Traders took heart in a measure of US consumer prices that increased only slightly in July, pointing to benign inflation that could make the Federal Reserve cautious about raising interest rates again this year.
If the North Korean regime "does anything" to the United States or a U.S. ally "things will happen to them like they never thought possible", Trump told reporters on Thursday, according to Bloomberg.
The heightened rhetoric dragged London's top flight back from 7,542.73 on Tuesday, when it came within a whisker of reaching the all-time closing high of 7547.63 recorded on May 26 and June 2.
The CBOE Volatility Index, better known as the VIX and the most widely-followed barometer of expected near-term stock market volatility, closed at 10.96, its highest in about a month.
Emerging market stocks lost 1.28 percent.
Investors instead turned to safe-haven assets such as gold, pushing it to a two-month high, and the Japanese yen rose.

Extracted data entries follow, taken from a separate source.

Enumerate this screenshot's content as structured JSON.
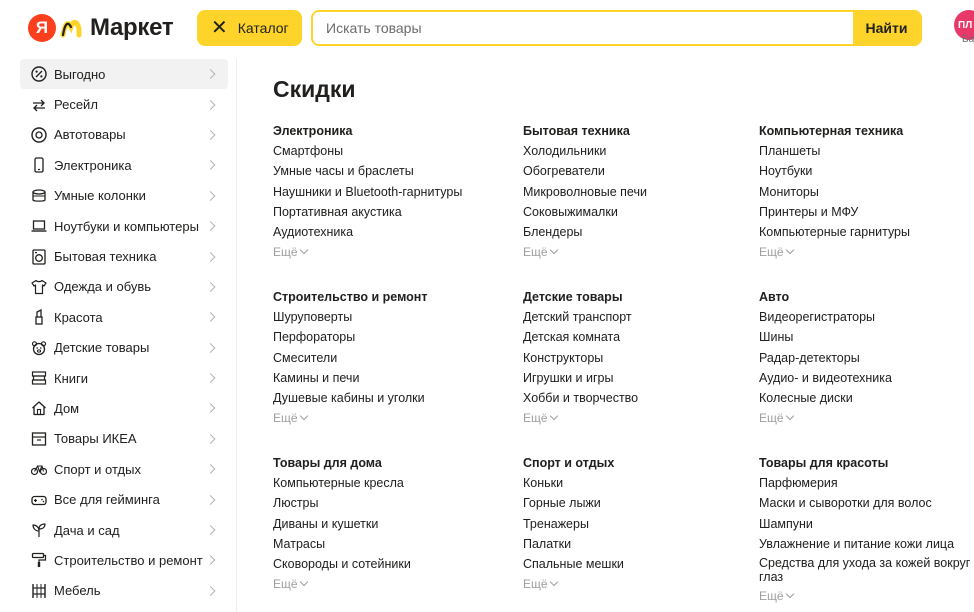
{
  "header": {
    "logo_letter": "Я",
    "logo_text": "Маркет",
    "catalog_label": "Каталог",
    "search_placeholder": "Искать товары",
    "search_button": "Найти",
    "avatar_initials": "ПЛ",
    "avatar_sub": "Ба"
  },
  "sidebar": {
    "items": [
      {
        "label": "Выгодно",
        "icon": "percent-icon"
      },
      {
        "label": "Ресейл",
        "icon": "exchange-icon"
      },
      {
        "label": "Автотовары",
        "icon": "tire-icon"
      },
      {
        "label": "Электроника",
        "icon": "phone-icon"
      },
      {
        "label": "Умные колонки",
        "icon": "speaker-icon"
      },
      {
        "label": "Ноутбуки и компьютеры",
        "icon": "laptop-icon"
      },
      {
        "label": "Бытовая техника",
        "icon": "washer-icon"
      },
      {
        "label": "Одежда и обувь",
        "icon": "shirt-icon"
      },
      {
        "label": "Красота",
        "icon": "lipstick-icon"
      },
      {
        "label": "Детские товары",
        "icon": "bear-icon"
      },
      {
        "label": "Книги",
        "icon": "books-icon"
      },
      {
        "label": "Дом",
        "icon": "house-icon"
      },
      {
        "label": "Товары ИКЕА",
        "icon": "box-icon"
      },
      {
        "label": "Спорт и отдых",
        "icon": "bike-icon"
      },
      {
        "label": "Все для гейминга",
        "icon": "gamepad-icon"
      },
      {
        "label": "Дача и сад",
        "icon": "plant-icon"
      },
      {
        "label": "Строительство и ремонт",
        "icon": "paint-roller-icon"
      },
      {
        "label": "Мебель",
        "icon": "furniture-icon"
      }
    ]
  },
  "main": {
    "title": "Скидки",
    "more_label": "Ещё",
    "columns": [
      [
        {
          "title": "Электроника",
          "links": [
            "Смартфоны",
            "Умные часы и браслеты",
            "Наушники и Bluetooth-гарнитуры",
            "Портативная акустика",
            "Аудиотехника"
          ]
        },
        {
          "title": "Строительство и ремонт",
          "links": [
            "Шуруповерты",
            "Перфораторы",
            "Смесители",
            "Камины и печи",
            "Душевые кабины и уголки"
          ]
        },
        {
          "title": "Товары для дома",
          "links": [
            "Компьютерные кресла",
            "Люстры",
            "Диваны и кушетки",
            "Матрасы",
            "Сковороды и сотейники"
          ]
        }
      ],
      [
        {
          "title": "Бытовая техника",
          "links": [
            "Холодильники",
            "Обогреватели",
            "Микроволновые печи",
            "Соковыжималки",
            "Блендеры"
          ]
        },
        {
          "title": "Детские товары",
          "links": [
            "Детский транспорт",
            "Детская комната",
            "Конструкторы",
            "Игрушки и игры",
            "Хобби и творчество"
          ]
        },
        {
          "title": "Спорт и отдых",
          "links": [
            "Коньки",
            "Горные лыжи",
            "Тренажеры",
            "Палатки",
            "Спальные мешки"
          ]
        }
      ],
      [
        {
          "title": "Компьютерная техника",
          "links": [
            "Планшеты",
            "Ноутбуки",
            "Мониторы",
            "Принтеры и МФУ",
            "Компьютерные гарнитуры"
          ]
        },
        {
          "title": "Авто",
          "links": [
            "Видеорегистраторы",
            "Шины",
            "Радар-детекторы",
            "Аудио- и видеотехника",
            "Колесные диски"
          ]
        },
        {
          "title": "Товары для красоты",
          "links": [
            "Парфюмерия",
            "Маски и сыворотки для волос",
            "Шампуни",
            "Увлажнение и питание кожи лица",
            "Средства для ухода за кожей вокруг глаз"
          ]
        }
      ]
    ]
  },
  "colors": {
    "accent_yellow": "#fed42b",
    "brand_red": "#fc3f1d",
    "text": "#21201f",
    "muted": "#9e9e9e"
  }
}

Tillerson's tone was in sharp contrast to that of USA president Donald Trump, who warned on Tuesday any North Korean threat to the United States would be met with "fire and fury".

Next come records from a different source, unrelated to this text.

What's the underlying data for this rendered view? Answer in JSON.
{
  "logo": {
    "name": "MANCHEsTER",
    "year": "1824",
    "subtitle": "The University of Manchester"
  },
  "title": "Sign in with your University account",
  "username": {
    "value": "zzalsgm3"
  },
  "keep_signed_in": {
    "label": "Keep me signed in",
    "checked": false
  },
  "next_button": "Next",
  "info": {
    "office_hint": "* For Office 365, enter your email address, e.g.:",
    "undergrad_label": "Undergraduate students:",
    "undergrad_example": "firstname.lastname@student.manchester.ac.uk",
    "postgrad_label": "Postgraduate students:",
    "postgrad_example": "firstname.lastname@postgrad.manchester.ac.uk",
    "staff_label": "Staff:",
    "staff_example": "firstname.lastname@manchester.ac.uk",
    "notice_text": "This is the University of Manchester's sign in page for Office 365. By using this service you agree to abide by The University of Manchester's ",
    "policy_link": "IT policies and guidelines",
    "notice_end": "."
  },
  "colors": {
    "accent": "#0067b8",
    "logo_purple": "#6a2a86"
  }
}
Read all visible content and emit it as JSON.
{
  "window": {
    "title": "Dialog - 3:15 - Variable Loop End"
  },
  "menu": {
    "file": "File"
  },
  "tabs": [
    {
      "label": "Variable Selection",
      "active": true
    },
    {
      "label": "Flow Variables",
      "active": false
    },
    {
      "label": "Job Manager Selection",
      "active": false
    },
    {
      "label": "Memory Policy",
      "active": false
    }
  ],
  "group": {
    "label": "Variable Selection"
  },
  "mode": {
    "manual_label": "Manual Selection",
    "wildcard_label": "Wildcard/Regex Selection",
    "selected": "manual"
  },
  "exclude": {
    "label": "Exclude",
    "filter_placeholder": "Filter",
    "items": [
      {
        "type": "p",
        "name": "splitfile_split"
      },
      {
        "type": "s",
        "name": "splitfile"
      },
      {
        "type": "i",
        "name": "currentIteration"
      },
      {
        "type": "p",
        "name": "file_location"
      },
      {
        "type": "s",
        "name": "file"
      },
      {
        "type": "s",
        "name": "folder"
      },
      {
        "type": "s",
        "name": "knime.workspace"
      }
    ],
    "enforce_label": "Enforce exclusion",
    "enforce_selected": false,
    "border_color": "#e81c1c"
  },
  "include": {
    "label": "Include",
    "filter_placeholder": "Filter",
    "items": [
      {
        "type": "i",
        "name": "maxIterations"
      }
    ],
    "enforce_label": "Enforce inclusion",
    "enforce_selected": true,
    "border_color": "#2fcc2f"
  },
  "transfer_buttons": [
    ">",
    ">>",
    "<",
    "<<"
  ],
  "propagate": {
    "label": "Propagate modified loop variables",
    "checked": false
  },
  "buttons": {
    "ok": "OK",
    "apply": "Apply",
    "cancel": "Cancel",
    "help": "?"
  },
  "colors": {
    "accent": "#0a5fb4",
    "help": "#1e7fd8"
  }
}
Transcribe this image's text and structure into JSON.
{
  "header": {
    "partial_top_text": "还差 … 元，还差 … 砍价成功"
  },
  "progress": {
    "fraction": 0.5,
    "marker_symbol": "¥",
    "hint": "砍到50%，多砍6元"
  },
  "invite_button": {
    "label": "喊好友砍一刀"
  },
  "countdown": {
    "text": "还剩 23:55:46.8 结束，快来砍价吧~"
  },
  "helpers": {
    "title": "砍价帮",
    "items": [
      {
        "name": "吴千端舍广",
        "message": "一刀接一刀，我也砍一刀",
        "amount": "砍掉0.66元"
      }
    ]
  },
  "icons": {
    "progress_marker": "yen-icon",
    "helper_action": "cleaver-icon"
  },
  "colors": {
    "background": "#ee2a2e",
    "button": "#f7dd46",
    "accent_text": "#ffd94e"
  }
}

"Investors have been anticipating that we are due a correction of some sort", said Paul Harper, European equity strategist at DNB.
Despite the past week's decline, the major indexes are in positive territory so far this year, led by the Nasdaq, which is up 16.2 percent.

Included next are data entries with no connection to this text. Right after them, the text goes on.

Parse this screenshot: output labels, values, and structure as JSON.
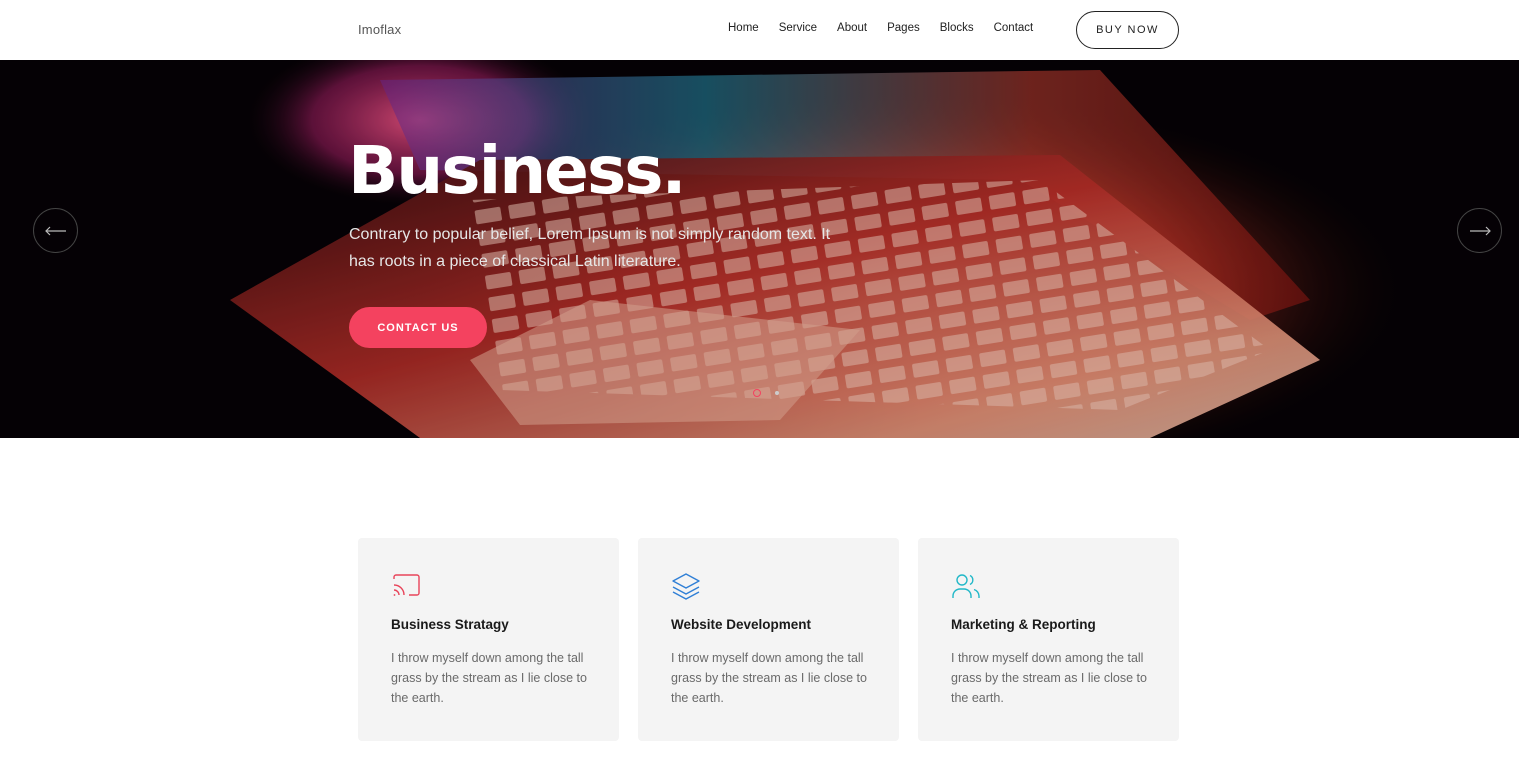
{
  "header": {
    "logo": "Imoflax",
    "nav": [
      "Home",
      "Service",
      "About",
      "Pages",
      "Blocks",
      "Contact"
    ],
    "buy_label": "BUY NOW"
  },
  "hero": {
    "title": "Business.",
    "text": "Contrary to popular belief, Lorem Ipsum is not simply random text. It has roots in a piece of classical Latin literature.",
    "cta_label": "CONTACT US",
    "prev_icon": "arrow-left-icon",
    "next_icon": "arrow-right-icon",
    "accent": "#f4425f",
    "slides": 2,
    "active_slide": 1
  },
  "features": [
    {
      "icon": "cast-icon",
      "color": "#e8445a",
      "title": "Business Stratagy",
      "text": "I throw myself down among the tall grass by the stream as I lie close to the earth."
    },
    {
      "icon": "layers-icon",
      "color": "#2f7fd6",
      "title": "Website Development",
      "text": "I throw myself down among the tall grass by the stream as I lie close to the earth."
    },
    {
      "icon": "users-icon",
      "color": "#22b8c8",
      "title": "Marketing & Reporting",
      "text": "I throw myself down among the tall grass by the stream as I lie close to the earth."
    }
  ]
}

Five of the 11 major S&P sectors were higher, with the leader technology index.SPLRCT up 0.4 percent. TripAdvisor shares shed $1.75, or 4.4 percent, to $37.80.
The falls followed USA and Asian market declines after North Korea said it was considering plans to attack Guam, which has a large US military base.
"This situation is beginning to develop into this generation's Cuban Missile crisis moment", ING's chief Asia economist Robert Carnell wrote in a note. US gold futures gained 0.26 percent to $1,293.50 an ounce.
Crude futures meanwhile extended losses on fears of slowing demand and lingering concerns over global oversupply. Brent crude, used to price worldwide oils, rose 20 cents to $52.10 a barrel in London.
Utilities closed up 0.3 percent while the materials sector was the S&P's biggest loser with a 0.9-percent drop.
The pan-European STOXX 600 was down 0.7% at closing, France's CAC 40 fell 1.4% after a vehicle hit a group of soldiers in Paris in what is thought to have been a deliberate act, and a fall in bond yields saw Germany's DAX down 1.1%. Copper, the bellwether industrial metal, was set for its first weekly drop in five weeks.
About 6.22 billion shares changed hands on USA stock exchanges, slightly above the 6.15 billion average for the last 20 sessions. The Korea tensions though have seen both USA and European markets this week push back expectations of when the Fed and ECB might hike interest rates.